Hay solución al mal de alturas: no hay excusa para no practicar montañismo

El montañismo es un nivel más adelante del senderismo, que es a su vez una manera de turistear los paisajes naturales de determinadas localidades. El montañismo consiste en subir a locaciones altas a pie, por lo cual supone un ejercicio muy beneficioso para la salud, aunque demandante.

Este deporte permite también apreciar paisajes naturales muy de cerca y experimentar las características climáticas de determinadas alturas, pero existe un fenómeno importante de atender, especialmente si eres alguien que quiere hacer del montañismo un estilo de vida.

El mal de altura, uno de los primeros miedos a vencer

El mal de altura es uno de los fenómenos más asociados al montañismo, y suele afectar a las personas que aún no están acostumbradas a las alturas. Se trata de un efecto que ocurre en el organismo por el cambio de las características del aire que se respira.

El mal de montaña, o Mal Agudo de montaña por sus siglas MAM, describe una respuesta biológica del organismo por intentar respirar un aire con concentración diferente. Como todos sabemos, el aire se compone de varios gases, de los que extraemos el oxígeno para respirar.
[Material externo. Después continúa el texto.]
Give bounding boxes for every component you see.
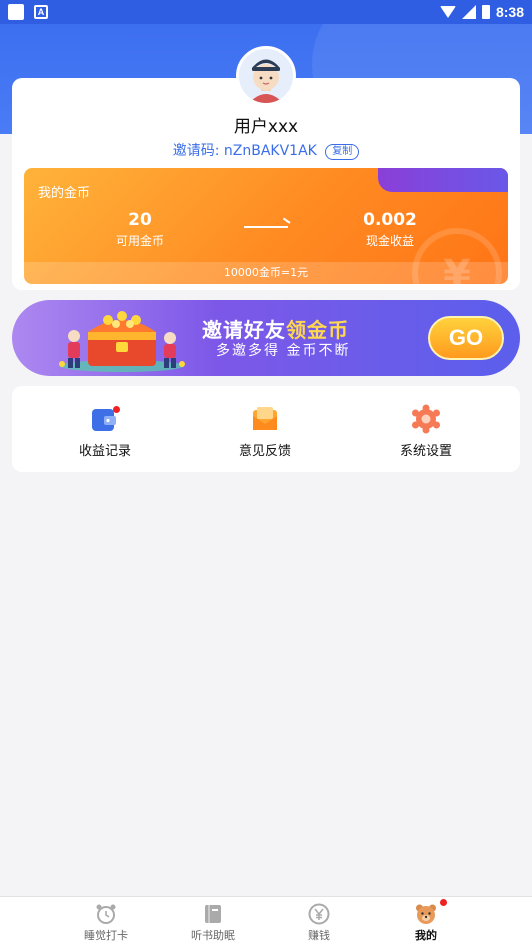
status-bar: A 8:38 xyxy=(0,0,532,24)
invite-friends-banner[interactable]: 邀请好友领金币 多邀多得 金币不断 GO xyxy=(12,300,520,376)
arrow-right-icon xyxy=(244,226,288,228)
tab-audiobook-sleep[interactable]: 听书助眠 xyxy=(173,903,253,943)
menu-item-label: 收益记录 xyxy=(78,444,131,459)
coin-summary-box[interactable]: ¥ 我的金币 20 可用金币 0.002 现金收益 10000金币=1元 xyxy=(24,168,508,284)
yen-coin-icon xyxy=(308,903,330,925)
tab-label: 听书助眠 xyxy=(191,929,235,942)
gear-icon xyxy=(411,404,441,434)
wifi-icon xyxy=(439,6,456,18)
tab-badge xyxy=(440,899,447,906)
signal-icon xyxy=(461,5,476,19)
menu-item-label: 意见反馈 xyxy=(238,444,291,459)
invite-code-row: 邀请码: nZnBAKV1AK 复制 xyxy=(0,140,532,160)
bear-icon xyxy=(415,899,447,925)
avatar-boy-icon xyxy=(239,49,293,103)
menu-card: 收益记录 意见反馈 系统设置 xyxy=(12,386,520,472)
menu-badge xyxy=(113,406,120,413)
alarm-clock-icon xyxy=(95,903,117,925)
coin-box-accent xyxy=(378,168,508,192)
cash-earnings-value: 0.002 xyxy=(363,210,417,230)
available-coins-value: 20 xyxy=(128,210,152,230)
banner-title: 邀请好友领金币 xyxy=(202,318,349,342)
tab-mine[interactable]: 我的 xyxy=(386,899,466,943)
tab-label: 我的 xyxy=(415,929,437,942)
avatar[interactable] xyxy=(236,46,296,106)
tab-label: 赚钱 xyxy=(308,929,330,942)
battery-icon xyxy=(481,5,490,19)
copy-invite-button[interactable]: 复制 xyxy=(325,144,360,160)
username: 用户xxx xyxy=(233,117,299,137)
bottom-tab-bar: 睡觉打卡 听书助眠 赚钱 我的 xyxy=(0,896,532,946)
invite-code: 邀请码: nZnBAKV1AK xyxy=(172,143,317,159)
book-icon xyxy=(202,903,224,925)
menu-item-feedback[interactable]: 意见反馈 xyxy=(195,404,335,459)
feedback-mail-icon xyxy=(250,404,280,434)
notification-square-icon xyxy=(8,4,24,20)
exchange-rate-note: 10000金币=1元 xyxy=(24,262,508,284)
coin-title: 我的金币 xyxy=(38,186,91,201)
treasure-chest-icon xyxy=(59,311,185,372)
available-coins-label: 可用金币 xyxy=(115,234,164,248)
notification-a-icon: A xyxy=(34,5,48,19)
go-button[interactable]: GO xyxy=(428,316,504,360)
banner-subtitle: 多邀多得 金币不断 xyxy=(216,343,351,359)
menu-item-earnings-record[interactable]: 收益记录 xyxy=(35,404,175,459)
cash-earnings-label: 现金收益 xyxy=(365,234,414,248)
tab-label: 睡觉打卡 xyxy=(84,929,128,942)
tab-earn-money[interactable]: 赚钱 xyxy=(279,903,359,943)
wallet-icon xyxy=(90,404,120,434)
tab-sleep-checkin[interactable]: 睡觉打卡 xyxy=(66,903,146,943)
status-time: 8:38 xyxy=(495,4,524,20)
menu-item-label: 系统设置 xyxy=(399,444,452,459)
menu-item-system-settings[interactable]: 系统设置 xyxy=(356,404,496,459)
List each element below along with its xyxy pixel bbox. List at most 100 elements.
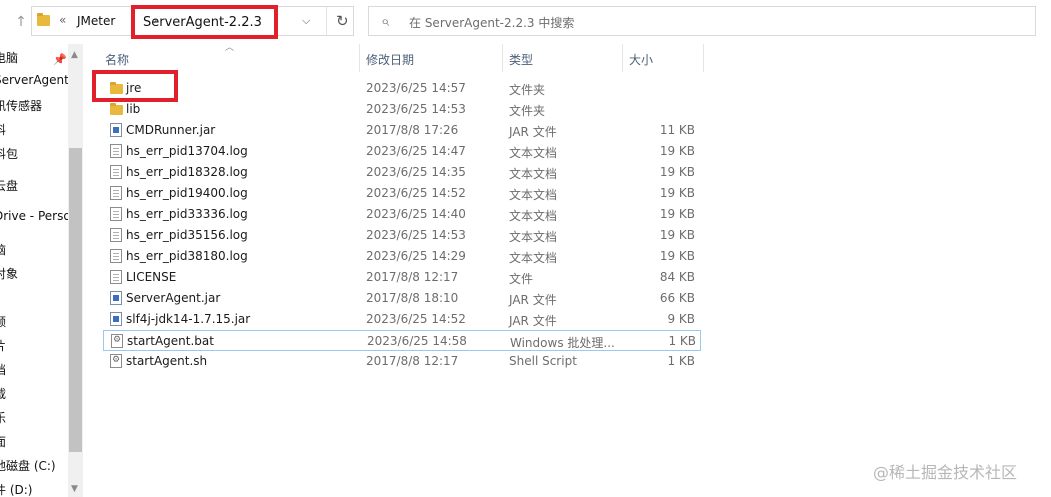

Como el oxígeno está distribuido de manera distinta a alturas mayores a 2400 metros de altura, un organismo sin acostumbrarse, puede verse en aprietos para extraer el oxígeno necesario para respirar.

¿Es inevitable el MAM?

El MAM es un fenómeno que ocurre en organismos no acostumbrados a las alturas, por los impedimentos que la diferencia de concentración de oxígeno en el aire produce, pero no es que el que no ha hecho montañismo esté condenado a sufrir MAM como si de una iniciación se tratara.

De hecho, se pueden tomar previsiones que le permita al entusiasta hacer frente a esta situación, e inclusive poder evitar sufrirla del todo, aunque requiere de una preparación previa adecuada. Una preparación con suficiente anticipación da espacio para practicar deportes aeróbicos que aumenten la resistencia física y preparen al organismo a extraer más aire de manera más eficiente.

Si no hay una anticipación suficiente, tampoco es que sea el fin; de hecho, existe una estrategia que se denomina aclimatación. Esta estrategia consiste en ir adaptando la respuesta al organismo de manera paulatina, subiendo la altura poco a poco.

Es normal que la respuesta del organismo a alturas no tan altas, es una forma de garantizar que la adaptación a alturas más demandantes tenga mayor margen de éxito. Beber suficiente agua y comer alimentos con suficiente carga calórica también es vital en la adaptación a las alturas.